Rebound programme manager Sarah Clare, left, and Ronald McDonald House inventory Coordinator/Housekeeper Nikki Gamer with the last mattress to be collected from the charity to be recycled.

Rebound programme manager Sarah Clare, left, and Ronald McDonald House inventory Coordinator/Housekeeper Nikki Gamer with the last mattress to be collected from the charity to be recycled.

Media Release:
Management at Ronald McDonald House in Auckland will sleep easier knowing 43 mattresses from the charity have gone to be recycled rather than thrown in landfill.

The last of the mattresses were collected on Thursday last week (November 30) by resource recovery specialists 3R Group as part of its Rebound mattress recycling programme. Rebound programme manager Sarah Clare says 3R was contacted by the charity and asked if it could help them responsibly dispose of their old mattresses, which were due to be changed for new ones.

Rebound aims to be a product stewardship programme which will make the practice of sending mattresses and bases to landfill a thing of the past. It is still in the project phase, but has conducted successful collection and recycling trials.

The free collection and recycling of the Ronald McDonald House mattresses was done as a social responsibility initiative, but also shows the need for a recycling programme, Sarah says.

“Ronald McDonald House supports so many families by providing them with a safe haven during times of immense stress, we were really pleased to help them out.

“The added bonus is that the mattresses get dismantled, in this case giving business to a local community trust, and the components recycled, rather than just going to landfill,” she says.

Ronald McDonald House Charities New Zealand chief executive Wayne Howett says they work to embed environmental practices into all aspects of their operations, including reducing, reusing and recycling waste wherever possible.

“We are grateful for 3R Group’s support in helping us to achieve this, by offering a collection service for our old mattresses. This makes the process very convenient and allows us to be sustainable, while ensuring the families who stay with us are getting the vital rest they need in comfortable, clean and safe beds.”

Every year Kiwis throw away an estimated 300,000 mattresses and bases.
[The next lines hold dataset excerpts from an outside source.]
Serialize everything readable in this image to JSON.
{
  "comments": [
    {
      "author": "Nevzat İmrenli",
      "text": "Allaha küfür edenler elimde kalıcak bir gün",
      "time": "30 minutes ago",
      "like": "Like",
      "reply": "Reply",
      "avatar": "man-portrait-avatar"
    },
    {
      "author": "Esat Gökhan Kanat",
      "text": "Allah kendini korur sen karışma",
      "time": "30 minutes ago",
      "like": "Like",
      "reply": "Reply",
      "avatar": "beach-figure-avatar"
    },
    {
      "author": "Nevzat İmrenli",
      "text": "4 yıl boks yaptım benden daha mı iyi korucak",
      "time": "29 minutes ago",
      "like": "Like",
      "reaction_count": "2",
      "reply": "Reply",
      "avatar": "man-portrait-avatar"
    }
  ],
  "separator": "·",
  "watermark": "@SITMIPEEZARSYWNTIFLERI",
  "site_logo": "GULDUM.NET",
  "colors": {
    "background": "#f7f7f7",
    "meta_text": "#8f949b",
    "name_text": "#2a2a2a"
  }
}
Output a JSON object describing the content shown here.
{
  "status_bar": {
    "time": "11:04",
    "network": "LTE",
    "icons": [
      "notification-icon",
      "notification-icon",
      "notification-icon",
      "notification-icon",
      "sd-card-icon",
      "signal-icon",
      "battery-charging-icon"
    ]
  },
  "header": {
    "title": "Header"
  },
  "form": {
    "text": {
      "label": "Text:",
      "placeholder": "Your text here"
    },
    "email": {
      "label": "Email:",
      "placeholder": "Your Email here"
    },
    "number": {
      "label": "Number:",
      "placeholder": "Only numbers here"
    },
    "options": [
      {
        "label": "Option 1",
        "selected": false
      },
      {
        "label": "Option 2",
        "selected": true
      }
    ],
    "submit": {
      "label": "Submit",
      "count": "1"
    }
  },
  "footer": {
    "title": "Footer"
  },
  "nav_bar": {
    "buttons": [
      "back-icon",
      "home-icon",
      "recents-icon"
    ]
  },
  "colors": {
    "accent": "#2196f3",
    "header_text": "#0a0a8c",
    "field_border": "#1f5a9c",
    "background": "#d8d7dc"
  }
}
This despite the fact over 70 percent of the components can be recycled.

Throwing mattresses away is not only a waste of resources but has other implications such as illegal dumping both for councils and charity stores.

There are also health and safety issues for landfill operators, who find them difficult to deal with, and are a long-term problem in landfill – a particular nuisance for future methane gas extraction, Sarah says.

A product stewardship programme will allow consumers to responsibly dispose of unwanted mattresses and bases.